Heftige Unwetter verursachen massive Schäden in mehreren Bundesländern.
Heftige Gewitter haben am Mittwochabend und in der Nacht zum Donnerstag in Hessen und Rheinland-Pfalz schwere Schäden angerichtet. Besonders betroffen war der Wetzlarer Stadtteil Münchholzhausen, wo eine Windhose Dächer abdeckte und Bäume entwurzelte. Wie die Tagesschau berichtet, wurden rund 60 Häuser beschädigt, einige Dächer flogen bis zu 100 Meter weit. Auch in Solms-Oberndorf machte ein Tornado mehrere Häuser unbewohnbar, wie die hessenschau mitteilt.
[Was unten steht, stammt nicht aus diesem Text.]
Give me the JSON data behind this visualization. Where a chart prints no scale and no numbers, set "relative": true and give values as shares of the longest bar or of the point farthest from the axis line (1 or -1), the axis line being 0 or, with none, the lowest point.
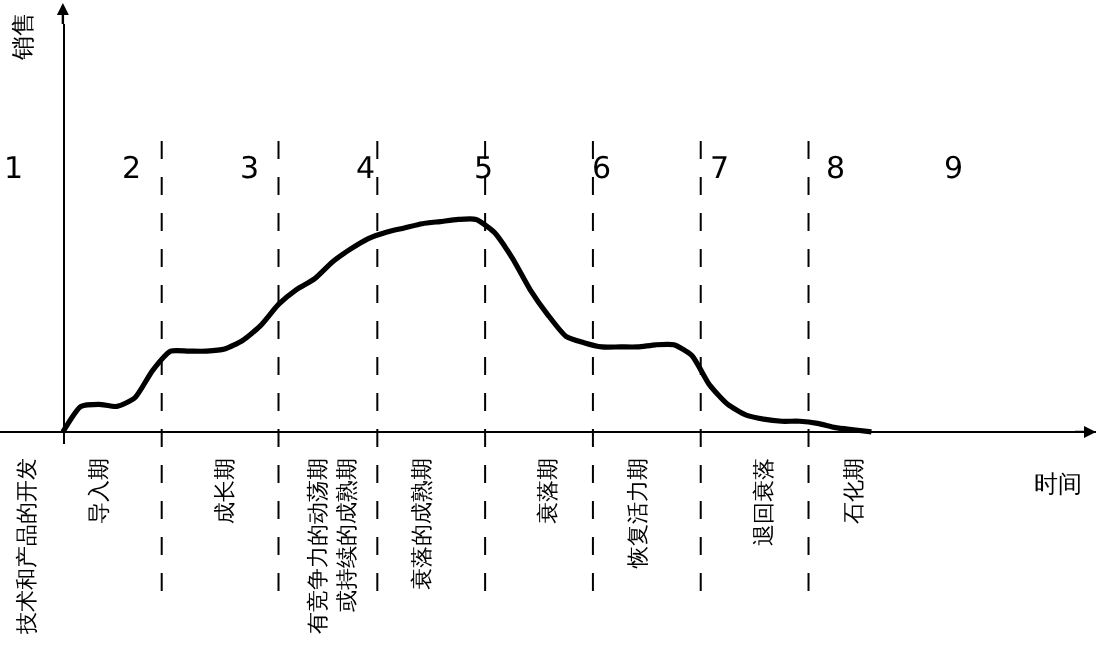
{
  "chart_data": {
    "type": "line",
    "relative": true,
    "xlabel": "时间",
    "categories": [
      null,
      "技术和产品的开发",
      null,
      null,
      null,
      "导入期",
      null,
      null,
      null,
      null,
      null,
      null,
      "成长期",
      null,
      null,
      null,
      null,
      null,
      "有竞争力的动荡期或持续的成熟期",
      null,
      null,
      null,
      null,
      "衰落的成熟期",
      null,
      null,
      null,
      null,
      null,
      null,
      "衰落期",
      null,
      null,
      null,
      null,
      "恢复活力期",
      null,
      null,
      null,
      null,
      null,
      null,
      "退回衰落",
      null,
      null,
      null,
      null,
      "石化期",
      null,
      null,
      null,
      null,
      null,
      null,
      null,
      null,
      null,
      null,
      null,
      null,
      null
    ],
    "tick_labels": "x",
    "grid": false,
    "marker": "none",
    "line_style": "solid",
    "series": [
      {
        "color": "#000000",
        "values": [
          null,
          null,
          null,
          0,
          0.12,
          0.13,
          0.12,
          0.16,
          0.29,
          0.38,
          0.38,
          0.38,
          0.39,
          0.43,
          0.5,
          0.6,
          0.67,
          0.72,
          0.8,
          0.86,
          0.91,
          0.94,
          0.96,
          0.98,
          0.99,
          1.0,
          1.0,
          0.94,
          0.82,
          0.67,
          0.55,
          0.45,
          0.42,
          0.4,
          0.4,
          0.4,
          0.41,
          0.41,
          0.36,
          0.22,
          0.13,
          0.08,
          0.06,
          0.05,
          0.05,
          0.04,
          0.02,
          0.01,
          0,
          null,
          null,
          null,
          null,
          null,
          null,
          null,
          null,
          null,
          null,
          null,
          null
        ]
      }
    ],
    "annotations": [
      "销售",
      "1",
      "2",
      "3",
      "4",
      "5",
      "6",
      "7",
      "8",
      "9"
    ]
  }
}
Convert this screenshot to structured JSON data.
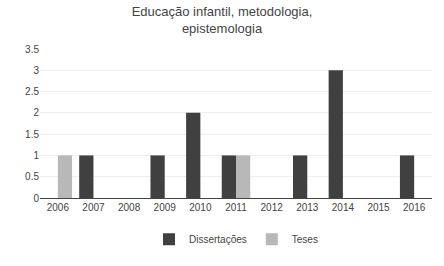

Ortskern wegen Sturmgefahr gemieden
Die Solmser Bürgermeisterin Katharina Didlapp sprach von schrecklichen Zuständen und bat Anwohner, den Ortskern zu meiden. In Laubach (Landkreis Gießen) musste ein Flüssiggastank wegen eines umgestürzten Baumes abgepumpt werden, Anwohner wurden vorsorglich evakuiert, wie die FAZ berichtet. Die Polizei betonte, dass keine Gefahr für die Bevölkerung bestehe, dennoch sei der Bereich im Umkreis von 200 Metern geräumt worden.
Sturm reißt Häuserwände ein und blockiert Straßen
In Höhr-Grenzhausen (Rheinland-Pfalz) riss der Sturm Wände aus Häusern, und in Bannberscheid wurden Teile einer Hallenfassade weggeweht. Zudem fiel großflächig der Strom aus, und auf der A61 stürzte ein Lastwagen wegen Sturmböen um. In Offenbach wehte der Wind Stahlplatten von einer Baustelle auf die Berliner Straße, die daraufhin gesperrt wurde. Die Feuerwehr Frankfurt verzeichnete zwischen 20:30 und 22:30 Uhr über 50 Einsätze, vor allem wegen Sachschäden.
Lahntal: Region mit häufigen Tornados
Auf den Gleisen zwischen Siegburg/Bonn und Montabaur kam es zu Beeinträchtigungen, da Gegenstände auf der Strecke lagen. Meteorologe Martin Gudd erklärte gegenüber der hessenschau, dass die Region Lahntal zu einer Art „Tornadoallee“ gehöre, in der alle ein bis zwei Jahre Tornados auftreten. Grund sei die besondere Topografie, die Gewitterwolken in Rotation versetze.